PARIS (AP) – Presiden Prancis yang tidak populer menghadapi momen kebenaran setelah Partai Sosialis yang dipimpinnya mengalami kekalahan dalam pemilu dan memperoleh kemajuan dari kelompok sayap kanan di seluruh negeri.
Akankah paket pemotongan belanja dan reformasinya layu dan mati seperti banyak upaya sebelumnya untuk mereformasi perekonomian Perancis, setelah kemunduran yang dialami partainya dalam putaran pertama pemilihan kota pada hari Minggu?
Perancis, negara dengan ekonomi nomor dua di Eropa, menghasilkan banyak berita negatif dan Francois Hollande berpendapat bahwa negara tersebut perlu bergerak seiring waktu untuk meningkatkan pertumbuhan dan menurunkan tingkat pengangguran yang sangat tinggi.
Pendekatan barunya, yang digariskan awal tahun ini, bukanlah apa yang ia janjikan kepada para pemilih pada pemilihan presiden tahun 2012. Pidatonya yang blak-blakan kemudian membela kesejahteraan negara dan tunjangan tenaga kerja serta beban pajak bagi orang kaya.
Mengantisipasi dampak buruk dalam pemilu tingkat kota, Hollande tampak bertekad untuk tetap pada pilihannya, dan mengatakan kepada wartawan bahwa Perancis harus menurunkan biaya tenaga kerja dan meningkatkan daya saingnya. Dia juga menjanjikan keputusan pemotongan belanja pada akhir April.
Kejelasan lebih lanjut mungkin akan muncul setelah pemungutan suara putaran kedua akhir pekan depan – di Perancis akan ada putaran pemungutan suara lagi jika tidak ada partai yang memperoleh suara mayoritas. Hollande diperkirakan akan merombak pemerintahannya, meskipun pemilihan kota tidak secara langsung mempengaruhi kemampuannya untuk memerintah dan mendorong kebijakan.
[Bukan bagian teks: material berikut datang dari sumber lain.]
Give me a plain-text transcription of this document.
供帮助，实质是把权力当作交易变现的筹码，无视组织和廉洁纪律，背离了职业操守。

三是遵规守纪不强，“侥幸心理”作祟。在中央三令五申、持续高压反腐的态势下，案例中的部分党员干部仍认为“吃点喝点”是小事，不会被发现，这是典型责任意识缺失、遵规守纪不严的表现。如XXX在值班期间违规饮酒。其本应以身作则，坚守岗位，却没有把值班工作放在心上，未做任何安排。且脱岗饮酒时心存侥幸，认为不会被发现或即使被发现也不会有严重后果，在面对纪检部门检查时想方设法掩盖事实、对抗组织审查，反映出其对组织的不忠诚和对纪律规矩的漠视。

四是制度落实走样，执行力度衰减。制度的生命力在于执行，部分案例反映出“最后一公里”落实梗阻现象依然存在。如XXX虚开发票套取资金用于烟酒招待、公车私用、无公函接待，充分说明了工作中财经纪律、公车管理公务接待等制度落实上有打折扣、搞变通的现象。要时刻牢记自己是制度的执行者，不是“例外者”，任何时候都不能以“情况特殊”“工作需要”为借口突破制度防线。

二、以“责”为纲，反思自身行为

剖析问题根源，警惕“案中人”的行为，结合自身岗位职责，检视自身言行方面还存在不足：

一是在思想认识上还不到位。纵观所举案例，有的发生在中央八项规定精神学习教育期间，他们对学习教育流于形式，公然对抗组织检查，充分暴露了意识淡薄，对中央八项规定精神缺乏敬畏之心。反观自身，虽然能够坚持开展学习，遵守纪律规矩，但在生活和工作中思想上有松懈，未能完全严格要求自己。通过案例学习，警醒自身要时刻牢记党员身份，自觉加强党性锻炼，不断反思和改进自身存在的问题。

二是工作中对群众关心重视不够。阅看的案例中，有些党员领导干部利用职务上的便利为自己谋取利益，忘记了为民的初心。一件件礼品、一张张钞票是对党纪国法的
Pada awal tahun ini, Hollande menguraikan pendekatan barunya, menjanjikan pemotongan pajak sebesar 30 miliar euro ($41 miliar) pada tahun 2017 sebagai imbalan atas lebih banyak investasi dan perekrutan tenaga kerja oleh perusahaan-perusahaan. Selain itu, ia mengumumkan pemotongan belanja pemerintah sebesar 50 miliar euro.
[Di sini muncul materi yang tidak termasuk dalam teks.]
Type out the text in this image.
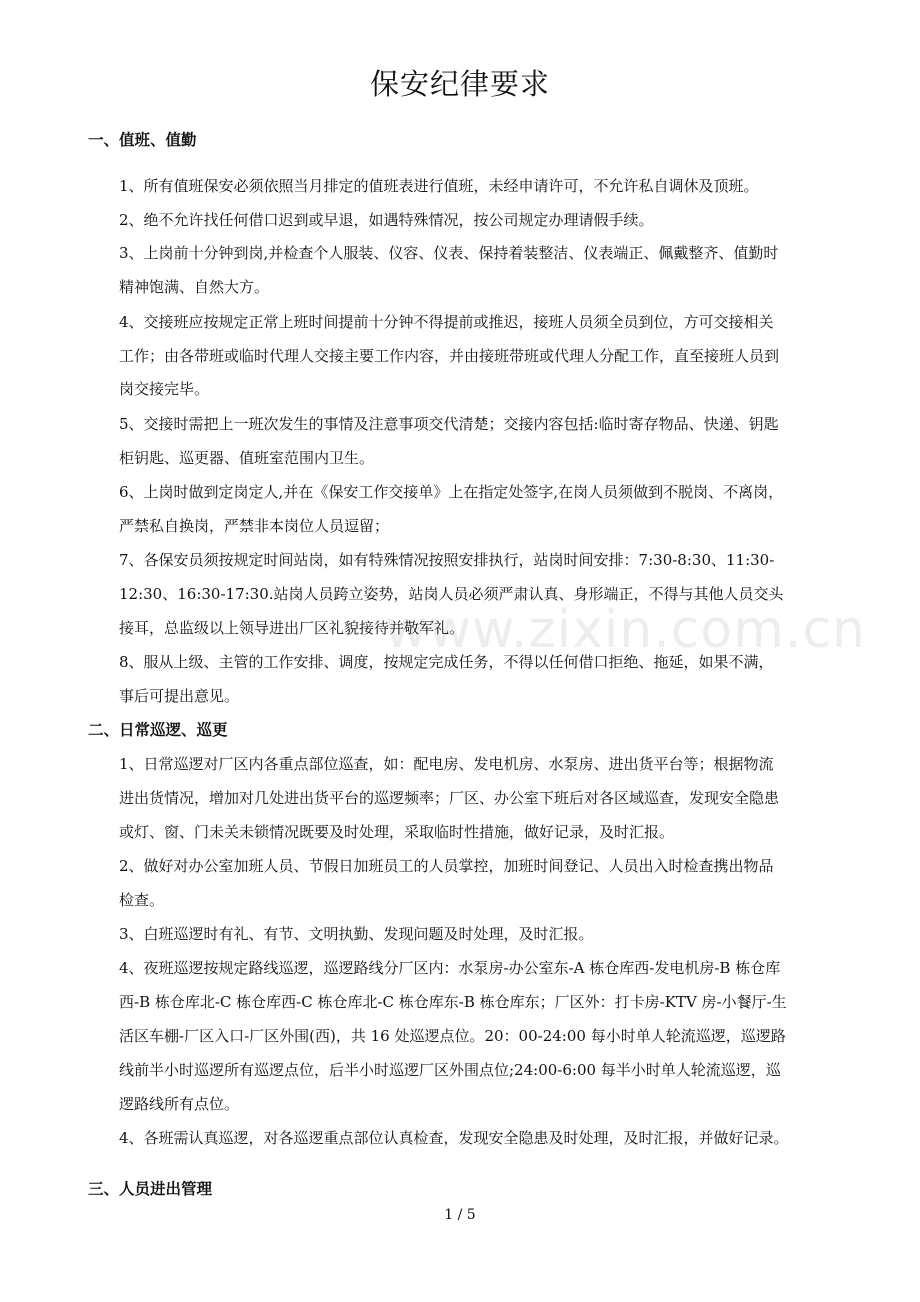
www.zixin.com.cn
保安纪律要求
一、值班、值勤
1、所有值班保安必须依照当月排定的值班表进行值班，未经申请许可，不允许私自调休及顶班。
2、绝不允许找任何借口迟到或早退，如遇特殊情况，按公司规定办理请假手续。
3、上岗前十分钟到岗,并检查个人服装、仪容、仪表、保持着装整洁、仪表端正、佩戴整齐、值勤时
精神饱满、自然大方。
4、交接班应按规定正常上班时间提前十分钟不得提前或推迟，接班人员须全员到位，方可交接相关
工作；由各带班或临时代理人交接主要工作内容，并由接班带班或代理人分配工作，直至接班人员到
岗交接完毕。
5、交接时需把上一班次发生的事情及注意事项交代清楚；交接内容包括:临时寄存物品、快递、钥匙
柜钥匙、巡更器、值班室范围内卫生。
6、上岗时做到定岗定人,并在《保安工作交接单》上在指定处签字,在岗人员须做到不脱岗、不离岗，
严禁私自换岗，严禁非本岗位人员逗留；
7、各保安员须按规定时间站岗，如有特殊情况按照安排执行，站岗时间安排：7:30-8:30、11:30-
12:30、16:30-17:30.站岗人员跨立姿势，站岗人员必须严肃认真、身形端正，不得与其他人员交头
接耳，总监级以上领导进出厂区礼貌接待并敬军礼。
8、服从上级、主管的工作安排、调度，按规定完成任务，不得以任何借口拒绝、拖延，如果不满，
事后可提出意见。
二、日常巡逻、巡更
1、日常巡逻对厂区内各重点部位巡查，如：配电房、发电机房、水泵房、进出货平台等；根据物流
进出货情况，增加对几处进出货平台的巡逻频率；厂区、办公室下班后对各区域巡查，发现安全隐患
或灯、窗、门未关未锁情况既要及时处理，采取临时性措施，做好记录，及时汇报。
2、做好对办公室加班人员、节假日加班员工的人员掌控，加班时间登记、人员出入时检查携出物品
检查。
3、白班巡逻时有礼、有节、文明执勤、发现问题及时处理，及时汇报。
4、夜班巡逻按规定路线巡逻，巡逻路线分厂区内：水泵房-办公室东-A 栋仓库西-发电机房-B 栋仓库
西-B 栋仓库北-C 栋仓库西-C 栋仓库北-C 栋仓库东-B 栋仓库东；厂区外：打卡房-KTV 房-小餐厅-生
活区车棚-厂区入口-厂区外围(西)，共 16 处巡逻点位。20：00-24:00 每小时单人轮流巡逻，巡逻路
线前半小时巡逻所有巡逻点位，后半小时巡逻厂区外围点位;24:00-6:00 每半小时单人轮流巡逻，巡
逻路线所有点位。
4、各班需认真巡逻，对各巡逻重点部位认真检查，发现安全隐患及时处理，及时汇报，并做好记录。
三、人员进出管理
1 / 5
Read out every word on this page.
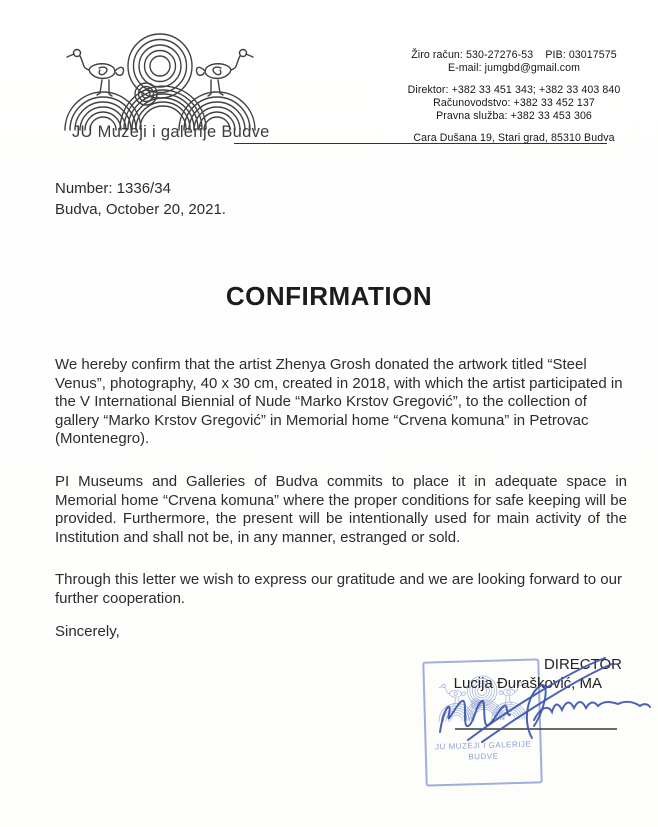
JU Muzeji i galerije Budve
Žiro račun: 530-27276-53    PIB: 03017575
E-mail: jumgbd@gmail.com
Direktor: +382 33 451 343; +382 33 403 840
Računovodstvo: +382 33 452 137
Pravna služba: +382 33 453 306
Cara Dušana 19, Stari grad, 85310 Budva
Number: 1336/34
Budva, October 20, 2021.
CONFIRMATION

We hereby confirm that the artist Zhenya Grosh donated the artwork titled “Steel Venus”, photography, 40 x 30 cm, created in 2018, with which the artist participated in the V International Biennial of Nude “Marko Krstov Gregović”, to the collection of gallery “Marko Krstov Gregović” in Memorial home “Crvena komuna” in Petrovac (Montenegro).

PI Museums and Galleries of Budva commits to place it in adequate space in Memorial home “Crvena komuna” where the proper conditions for safe keeping will be provided. Furthermore, the present will be intentionally used for main activity of the Institution and shall not be, in any manner, estranged or sold.

Through this letter we wish to express our gratitude and we are looking forward to our further cooperation.

Sincerely,

JU MUZEJI I GALERIJE
BUDVE
DIRECTOR
Lucija Đurašković, MA
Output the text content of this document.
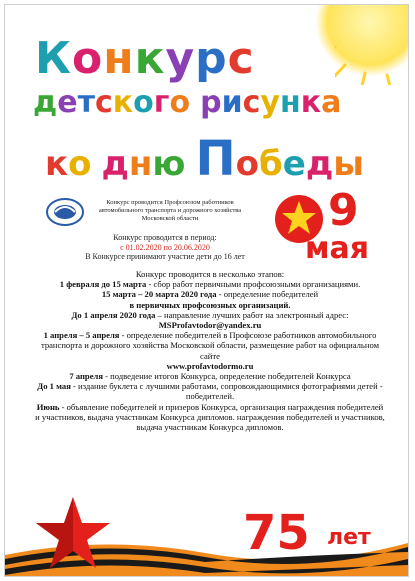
Конкурс
детского рисунка
ко дню Победы
Конкурс проводится Профсоюзом работников автомобильного транспорта и дорожного хозяйства Московской области
Конкурс проводится в период:
с 01.02.2020 по 20.06.2020
В Конкурсе принимают участие дети до 16 лет
9
мая

Конкурс проводится в несколько этапов:

1 февраля до 15 марта - сбор работ первичными профсоюзными организациями.

15 марта – 20 марта 2020 года - определение победителей
в первичных профсоюзных организаций.

До 1 апреля 2020 года – направление лучших работ на электронный адрес:
MSProfavtodor@yandex.ru

1 апреля – 5 апреля - определение победителей в Профсоюзе работников автомобильного транспорта и дорожного хозяйства Московской области, размещение работ на официальном сайте
www.profavtodormo.ru

7 апреля - подведение итогов Конкурса, определение победителей Конкурса

До 1 мая - издание буклета с лучшими работами, сопровождающимися фотографиями детей - победителей.

Июнь - объявление победителей и призеров Конкурса, организация награждения победителей и участников, выдача участникам Конкурса дипломов. награждения победителей и участников, выдача участникам Конкурса дипломов.

75 лет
Cetak biru yang dibuatnya berjalan dengan baik karena banyak pejabat di Uni Eropa yang khawatir bahwa perekonomian Perancis yang dipenuhi utang dapat menghambat pemulihan ekonomi di kawasan tersebut.
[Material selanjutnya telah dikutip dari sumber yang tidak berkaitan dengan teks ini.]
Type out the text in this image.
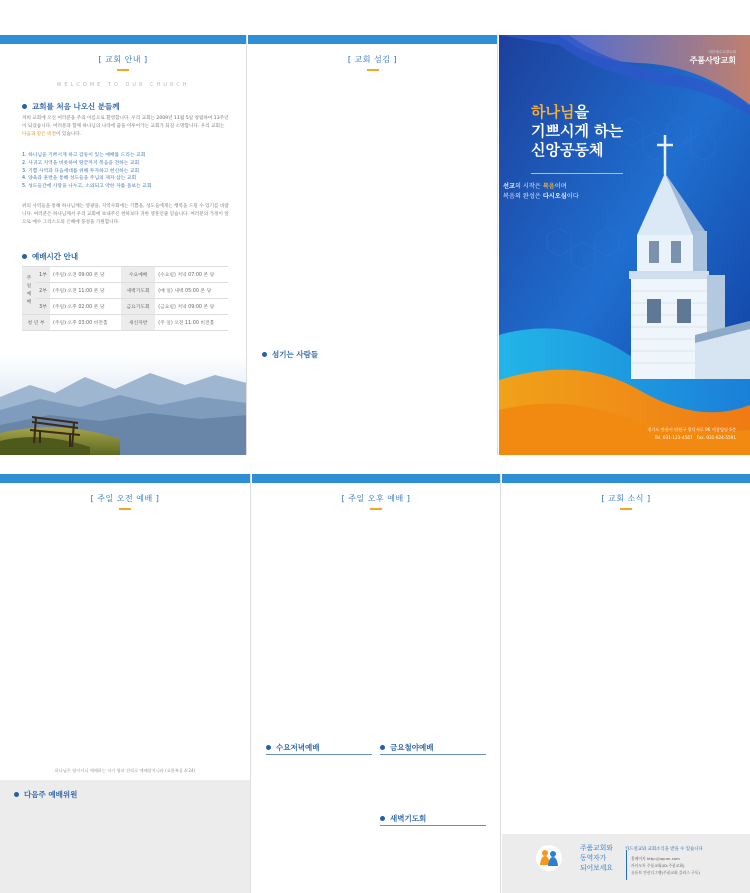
[ 교회 안내 ]
WELCOME TO OUR CHURCH
교회를 처음 나오신 분들께
저희 교회에 오신 여러분을 주의 이름으로 환영합니다. 우리 교회는 2009년 11월 5일 창립하여 13주년이 되었습니다. 여러분과 함께 하나님의 나라에 꿈을 이루어가는 교회가 되길 소망합니다. 우리 교회는 다음과 같은 비전이 있습니다.
1. 하나님을 기쁘시게 하고 감동이 있는 예배를 드리는 교회
2. 사귀고 지역을 비롯하여 땅끝까지 복음을 전하는 교회
3. 기쁨 사역과 다음세대를 위해 투자하고 헌신하는 교회
4. 양육과 훈련을 통해 성도들을 주님의 제자 삼는 교회
5. 성도들간에 사랑을 나누고, 소외되고 약한 자를 돌보는 교회
위의 사역들을 통해 하나님께는 영광을, 지역사회에는 기쁨을, 성도들에게는 행복을 드릴 수 있기를 바랍니다. 여러분은 하나님께서 우리 교회에 보내주신 천하보다 귀한 영혼인줄 믿습니다. 여러분의 가정이 앞으로 예수 그리스도의 은혜에 풍성을 기원합니다.
예배시간 안내
주
일
예
배	1부	(주일) 오전 09:00 본 당	수요예배	(수요일) 저녁 07:00 본 당
	2부	(주일) 오전 11:00 본 당	새벽기도회	(매 일) 새벽 05:00 본 당
	3부	(주일) 오후 02:00 본 당	금요기도회	(금요일) 저녁 09:00 본 당
청 년 부		(주일) 오후 03:00 비전홀	새신자반	(주 일) 오전 11:00 비전홀
[ 교회 섬김 ]
섬기는 사람들
대한예수교장로회
주품사랑교회
하나님을
기쁘시게 하는
신앙공동체
선교의 시작은 복음이며
복음의 완성은 다시오심이다
경기도 안산시 단원구 광덕서로 96 세종빌딩 6층
Tel. 031-123-4567 Fax. 031-624-5591
[ 주일 오전 예배 ]
하나님은 영이시니 예배하는 자가 영과 진리로 예배할지니라 (요한복음 4:24)
다음주 예배위원
[ 주일 오후 예배 ]
수요저녁예배	금요철야예배
새벽기도회
[ 교회 소식 ]
주품교회와
동역자가
되어보세요
카드설교와 교회소식을 받을 수 있습니다
홈페이지 http://jupum.com
카카오톡 주품교회(ID:주품교회)
유튜브 안산디그램(주품교회 플러스 구독)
Pemulihan Perancis agak lesu: tingkat pengangguran di Perancis lebih dari 10 persen; beban utangnya mencapai lebih dari 90 persen pendapatan nasionalnya dan investasi asing langsung turun sebesar 77 persen pada tahun 2013, menurut PBB.
Di tengah latar belakang tersebut, kubu Sosialis tersendat dalam pemilu hari Minggu dengan partai konservatif UMP keluar sebagai pemenang dalam hasil yang digambarkan oleh para komentator sebagai “tamparan di wajah” presiden Perancis. Mungkin yang paling dramatis adalah kelompok Sosialis berada di urutan ketiga di Marseille, kota terbesar kedua di Perancis setelah UMP dan Front Nasional sayap kanan.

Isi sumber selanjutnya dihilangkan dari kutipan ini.